The free trade zone is located on a plain, next to a river, and we have no idea what pollution will result from stonewashing and processes like that. There will be people moving into the area and putting massive pressure on the land too.There is also a question of what I would call economic sovereignty. Even if it was willing, the Haitian government will not be able to implement its laws in the free trade zone. For instance, at one point Grupo M decided to provide workers with a tetanus jab; but it was not a tetanus jab, God knows what it was, because there were all kinds of health problems. One male worker even began to produce milk from his breast!

When we asked the ministry of health, they said sorry, it’s not our business; the operator of the free trade zone is responsible for health inside the zone.

We still don’t know what was in that injection. Capital has been given a licence to operate as its own state.But also, Grupo M is a Dominican company [owned by capital from the neighbouring Dominican Republic] and the Dominican army has been used to deal with workers’ unrest. It has entered Haiti in order to police the Ouanaminthe free trade zone. Haiti’s army was demobilised in 1995, so it cannot effectively police the workers — though no doubt the new government will change that. So they use the Dominicans to maintain order. So there are all kinds of issues posed by the struggle, it is not just a workers’ struggle, but also a struggle for the people of Haiti to have all kinds of self-determination.

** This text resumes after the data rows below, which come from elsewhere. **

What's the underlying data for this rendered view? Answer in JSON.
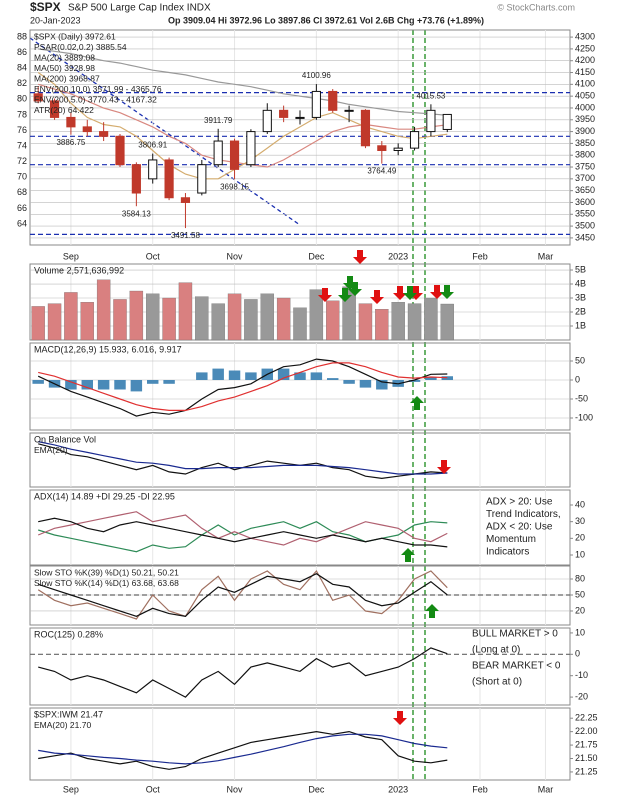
{
  "header": {
    "symbol": "$SPX",
    "name": "S&P 500 Large Cap Index INDX",
    "copyright": "© StockCharts.com",
    "date": "20-Jan-2023",
    "quote": "Op 3909.04 Hi 3972.96 Lo 3897.86 Cl 3972.61 Vol 2.6B Chg +73.76 (+1.89%)"
  },
  "chart_data": [
    {
      "type": "candlestick",
      "categories": [
        null,
        null,
        "Sep",
        null,
        null,
        null,
        null,
        "Oct",
        null,
        null,
        null,
        null,
        "Nov",
        null,
        null,
        null,
        null,
        "Dec",
        null,
        null,
        null,
        null,
        "2023",
        null,
        null,
        null,
        null,
        "Feb",
        null,
        null,
        null,
        "Mar",
        null
      ],
      "open": [
        4060,
        4030,
        3960,
        3920,
        3900,
        3880,
        3760,
        3700,
        3780,
        3620,
        3640,
        3760,
        3860,
        3760,
        3900,
        3990,
        3960,
        3960,
        4070,
        3990,
        3990,
        3840,
        3820,
        3830,
        3900,
        3909.04,
        null,
        null,
        null,
        null,
        null,
        null,
        null
      ],
      "high": [
        4090,
        4040,
        3980,
        3950,
        3940,
        3890,
        3770,
        3806.91,
        3790,
        3640,
        3780,
        3911.79,
        3870,
        3910,
        4020,
        4010,
        3990,
        4100.96,
        4080,
        4010,
        3995,
        3860,
        3850,
        3920,
        4015.53,
        3972.96,
        null,
        null,
        null,
        null,
        null,
        null,
        null
      ],
      "low": [
        4020,
        3950,
        3886.75,
        3880,
        3860,
        3750,
        3584.13,
        3680,
        3610,
        3491.58,
        3630,
        3750,
        3698.15,
        3750,
        3890,
        3940,
        3930,
        3950,
        3980,
        3940,
        3830,
        3764.49,
        3800,
        3820,
        3880,
        3897.86,
        null,
        null,
        null,
        null,
        null,
        null,
        null
      ],
      "close": [
        4030,
        3960,
        3920,
        3900,
        3880,
        3760,
        3640,
        3780,
        3620,
        3600,
        3760,
        3860,
        3740,
        3900,
        3990,
        3960,
        3960,
        4070,
        3990,
        3990,
        3840,
        3820,
        3830,
        3900,
        3990,
        3972.61,
        null,
        null,
        null,
        null,
        null,
        null,
        null
      ],
      "up_color": "#111111",
      "down_color": "#c0392b",
      "series": [
        {
          "color": "#999999",
          "values": [
            4250,
            4240,
            4230,
            4215,
            4200,
            4190,
            4175,
            4160,
            4150,
            4140,
            4125,
            4110,
            4100,
            4090,
            4075,
            4060,
            4050,
            4040,
            4030,
            4015,
            4005,
            3995,
            3985,
            3980,
            3975,
            3969,
            null,
            null,
            null,
            null,
            null,
            null,
            null
          ]
        },
        {
          "color": "#d98880",
          "values": [
            4100,
            4080,
            4060,
            4030,
            4000,
            3980,
            3950,
            3920,
            3880,
            3850,
            3800,
            3780,
            3770,
            3760,
            3750,
            3780,
            3820,
            3860,
            3900,
            3920,
            3930,
            3920,
            3910,
            3910,
            3920,
            3929,
            null,
            null,
            null,
            null,
            null,
            null,
            null
          ]
        },
        {
          "color": "#d4ac6e",
          "values": [
            4150,
            4100,
            4020,
            3960,
            3930,
            3920,
            3880,
            3820,
            3760,
            3720,
            3700,
            3700,
            3740,
            3780,
            3830,
            3880,
            3920,
            3960,
            3980,
            3950,
            3920,
            3900,
            3880,
            3870,
            3880,
            3889,
            null,
            null,
            null,
            null,
            null,
            null,
            null
          ]
        }
      ],
      "legend": [
        {
          "text": "$SPX (Daily) 3972.61",
          "color": "#111111"
        },
        {
          "text": "PSAR(0.02,0.2) 3885.54",
          "color": "#5b7fb5"
        },
        {
          "text": "MA(20) 3889.08",
          "color": "#c9a050"
        },
        {
          "text": "MA(50) 3928.98",
          "color": "#c0392b"
        },
        {
          "text": "MA(200) 3968.87",
          "color": "#111111"
        },
        {
          "text": "ENV(200,10.0) 3571.99 - 4365.76",
          "color": "#111111"
        },
        {
          "text": "ENV(200,5.0) 3770.43 - 4167.32",
          "color": "#888888"
        },
        {
          "text": "ATR(20) 64.422",
          "color": "#111111"
        }
      ],
      "hlines": [
        4065,
        3880,
        3760,
        3465
      ],
      "hline_color": "#1a2fb0",
      "ylim": [
        3420,
        4330
      ],
      "yticks": [
        4300,
        4250,
        4200,
        4150,
        4100,
        4050,
        4000,
        3950,
        3900,
        3850,
        3800,
        3750,
        3700,
        3650,
        3600,
        3550,
        3500,
        3450
      ],
      "y2lim": [
        61.3,
        88.9
      ],
      "y2ticks": [
        88,
        86,
        84,
        82,
        80,
        78,
        76,
        74,
        72,
        70,
        68,
        66,
        64
      ],
      "grid": true
    },
    {
      "type": "bar",
      "title": "Volume 2,571,636,992",
      "values": [
        2400000000,
        2600000000,
        3400000000,
        2700000000,
        4300000000,
        2900000000,
        3500000000,
        3300000000,
        3000000000,
        4100000000,
        3100000000,
        2600000000,
        3300000000,
        2900000000,
        3300000000,
        3000000000,
        2300000000,
        3600000000,
        2800000000,
        3800000000,
        2600000000,
        2200000000,
        2700000000,
        2600000000,
        3000000000,
        2571636992,
        null,
        null,
        null,
        null,
        null,
        null,
        null
      ],
      "up_color": "#999999",
      "down_color": "#d98080",
      "ylim": [
        0,
        5430000000
      ],
      "yticks": [
        {
          "value": 5000000000,
          "label": "5B"
        },
        {
          "value": 4000000000,
          "label": "4B"
        },
        {
          "value": 3000000000,
          "label": "3B"
        },
        {
          "value": 2000000000,
          "label": "2B"
        },
        {
          "value": 1000000000,
          "label": "1B"
        }
      ],
      "grid": true
    },
    {
      "type": "line",
      "title": "MACD(12,26,9) 15.933, 6.016, 9.917",
      "series": [
        {
          "type": "bar",
          "color": "#4a8ab8",
          "values": [
            -10,
            -20,
            -25,
            -25,
            -25,
            -25,
            -30,
            -10,
            -10,
            0,
            20,
            30,
            25,
            20,
            30,
            30,
            20,
            20,
            5,
            -10,
            -20,
            -25,
            -18,
            -5,
            7,
            9.917,
            null,
            null,
            null,
            null,
            null,
            null,
            null
          ]
        },
        {
          "color": "#111111",
          "values": [
            10,
            -10,
            -30,
            -45,
            -60,
            -75,
            -95,
            -85,
            -90,
            -80,
            -50,
            -25,
            -20,
            -10,
            15,
            35,
            40,
            55,
            50,
            35,
            15,
            -5,
            -10,
            0,
            15,
            15.933,
            null,
            null,
            null,
            null,
            null,
            null,
            null
          ]
        },
        {
          "color": "#e03030",
          "values": [
            20,
            10,
            -5,
            -20,
            -35,
            -50,
            -65,
            -75,
            -80,
            -80,
            -70,
            -55,
            -45,
            -30,
            -15,
            5,
            20,
            35,
            45,
            45,
            35,
            20,
            8,
            5,
            8,
            6.016,
            null,
            null,
            null,
            null,
            null,
            null,
            null
          ]
        }
      ],
      "ylim": [
        -131.6,
        97.4
      ],
      "yticks": [
        50,
        0,
        -50,
        -100
      ],
      "grid": true
    },
    {
      "type": "line",
      "title": "On Balance Vol",
      "series": [
        {
          "color": "#111111",
          "values": [
            100,
            96,
            90,
            88,
            84,
            80,
            76,
            80,
            74,
            72,
            78,
            82,
            76,
            80,
            84,
            82,
            80,
            82,
            78,
            76,
            70,
            68,
            70,
            72,
            74,
            73,
            null,
            null,
            null,
            null,
            null,
            null,
            null
          ]
        },
        {
          "color": "#1a2a90",
          "values": [
            102,
            99,
            95,
            92,
            89,
            86,
            83,
            82,
            80,
            77,
            77,
            78,
            78,
            78,
            79,
            80,
            80,
            80,
            79,
            78,
            76,
            74,
            72,
            72,
            72,
            73,
            null,
            null,
            null,
            null,
            null,
            null,
            null
          ]
        }
      ],
      "legend": [
        {
          "text": "EMA(20)",
          "color": "#1a2a90"
        }
      ],
      "ylim": [
        60,
        110
      ],
      "yticks": [],
      "grid": false
    },
    {
      "type": "line",
      "title": "ADX(14) 14.89 +DI 29.25 -DI 22.95",
      "series": [
        {
          "color": "#2e8b57",
          "values": [
            25,
            22,
            20,
            18,
            16,
            14,
            12,
            16,
            14,
            15,
            22,
            28,
            22,
            26,
            28,
            30,
            26,
            30,
            24,
            22,
            18,
            20,
            22,
            28,
            30,
            29.25,
            null,
            null,
            null,
            null,
            null,
            null,
            null
          ]
        },
        {
          "color": "#b06070",
          "values": [
            22,
            26,
            28,
            30,
            32,
            34,
            36,
            30,
            32,
            34,
            26,
            20,
            24,
            20,
            18,
            16,
            20,
            18,
            22,
            26,
            30,
            28,
            26,
            20,
            18,
            22.95,
            null,
            null,
            null,
            null,
            null,
            null,
            null
          ]
        },
        {
          "color": "#111111",
          "values": [
            30,
            32,
            30,
            26,
            24,
            28,
            30,
            28,
            26,
            24,
            22,
            20,
            18,
            20,
            22,
            24,
            22,
            20,
            22,
            20,
            18,
            20,
            18,
            16,
            16,
            14.89,
            null,
            null,
            null,
            null,
            null,
            null,
            null
          ]
        }
      ],
      "notes": [
        {
          "text": "ADX > 20: Use",
          "color": "#111111"
        },
        {
          "text": "Trend Indicators,",
          "color": "#111111"
        },
        {
          "text": "ADX < 20: Use",
          "color": "#111111"
        },
        {
          "text": "Momentum",
          "color": "#111111"
        },
        {
          "text": "Indicators",
          "color": "#111111"
        }
      ],
      "ylim": [
        4,
        49
      ],
      "yticks": [
        40,
        30,
        20,
        10
      ],
      "grid": false
    },
    {
      "type": "line",
      "series": [
        {
          "color": "#a07060",
          "values": [
            60,
            40,
            30,
            35,
            25,
            15,
            5,
            50,
            20,
            10,
            60,
            85,
            40,
            80,
            95,
            70,
            60,
            95,
            40,
            50,
            20,
            15,
            40,
            80,
            95,
            63.68,
            null,
            null,
            null,
            null,
            null,
            null,
            null
          ]
        },
        {
          "color": "#111111",
          "values": [
            70,
            60,
            50,
            40,
            30,
            20,
            10,
            25,
            15,
            10,
            40,
            65,
            55,
            70,
            85,
            80,
            75,
            90,
            70,
            65,
            40,
            30,
            35,
            55,
            75,
            50.21,
            null,
            null,
            null,
            null,
            null,
            null,
            null
          ]
        }
      ],
      "legend": [
        {
          "text": "Slow STO %K(39) %D(1) 50.21, 50.21",
          "color": "#111111"
        },
        {
          "text": "Slow STO %K(14) %D(1) 63.68, 63.68",
          "color": "#111111"
        }
      ],
      "hlines": [
        50
      ],
      "hline_color": "#666666",
      "ylim": [
        -6.3,
        104.4
      ],
      "yticks": [
        80,
        50,
        20
      ],
      "grid": true
    },
    {
      "type": "line",
      "title": "ROC(125) 0.28%",
      "series": [
        {
          "color": "#111111",
          "values": [
            -6,
            -8,
            -12,
            -10,
            -12,
            -15,
            -18,
            -12,
            -16,
            -20,
            -12,
            -8,
            -14,
            -6,
            -4,
            -6,
            -8,
            -2,
            -6,
            -4,
            -10,
            -8,
            -6,
            -2,
            3,
            0.28,
            null,
            null,
            null,
            null,
            null,
            null,
            null
          ]
        }
      ],
      "notes": [
        {
          "text": "BULL MARKET > 0",
          "color": "#1a7a1a"
        },
        {
          "text": "(Long at 0)",
          "color": "#1a7a1a"
        },
        {
          "text": "BEAR MARKET < 0",
          "color": "#c0392b"
        },
        {
          "text": "(Short at 0)",
          "color": "#c0392b"
        }
      ],
      "hlines": [
        0
      ],
      "hline_color": "#666666",
      "ylim": [
        -23.7,
        12.3
      ],
      "yticks": [
        10,
        0,
        -10,
        -20
      ],
      "grid": false
    },
    {
      "type": "line",
      "title": "$SPX:IWM 21.47",
      "series": [
        {
          "color": "#111111",
          "values": [
            21.5,
            21.55,
            21.6,
            21.5,
            21.45,
            21.4,
            21.45,
            21.35,
            21.3,
            21.35,
            21.5,
            21.6,
            21.7,
            21.8,
            21.85,
            21.9,
            21.95,
            22.0,
            21.95,
            22.0,
            21.9,
            21.85,
            21.55,
            21.45,
            21.42,
            21.47,
            null,
            null,
            null,
            null,
            null,
            null,
            null
          ]
        },
        {
          "color": "#1a2a90",
          "values": [
            21.65,
            21.6,
            21.58,
            21.55,
            21.52,
            21.5,
            21.47,
            21.45,
            21.42,
            21.4,
            21.42,
            21.46,
            21.52,
            21.58,
            21.65,
            21.72,
            21.8,
            21.87,
            21.92,
            21.95,
            21.95,
            21.92,
            21.85,
            21.78,
            21.73,
            21.7,
            null,
            null,
            null,
            null,
            null,
            null,
            null
          ]
        }
      ],
      "legend": [
        {
          "text": "EMA(20) 21.70",
          "color": "#1a2a90"
        }
      ],
      "ylim": [
        21.1,
        22.44
      ],
      "yticks": [
        22.25,
        {
          "value": 22,
          "label": "22.00"
        },
        21.75,
        {
          "value": 21.5,
          "label": "21.50"
        },
        21.25
      ],
      "grid": false
    }
  ]
}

What would you say to the argument that, in a poor country like Haiti, your members should be grateful for their jobs?

Of course we are grateful to have jobs, we are pleased that there is inward investment coming to our very troubled country. But it is not just a question of being employed. How much do you earn, do you have dignity, are you developing as a human being? We are not against companies being in Haiti, we are against them failing to respect workers’ rights. Why should being a worker mean being exploited? After all, there were lots of “jobs” under French colonialism; literally thousands of slaves. We live in a country which fought for decades to escape from slavery, and we are never going to go back. Being a worker does not mean being a slave.

What can we do to support you?

We have had support from trade unions not only in Britain and the US, but from places like South Africa and Bangladesh, and we’ve had groups like Haiti Support Group and No Sweat supporting us, which is great. But we need to keep this support strong as the struggle with Grupo M is not over, the struggle in Haiti is not over.

I would ask activists to keep informed about our struggles, to remember that there are people struggling in Haiti even when you don’t hear things about us in the news.

The sort of support we need is not charity for poor people, but solidarity in our struggle, which is a common struggle against the same enemy, a struggle against capitalism.

We want to know what the British workers’ movement is doing, and not just how you can help us but how we can help you.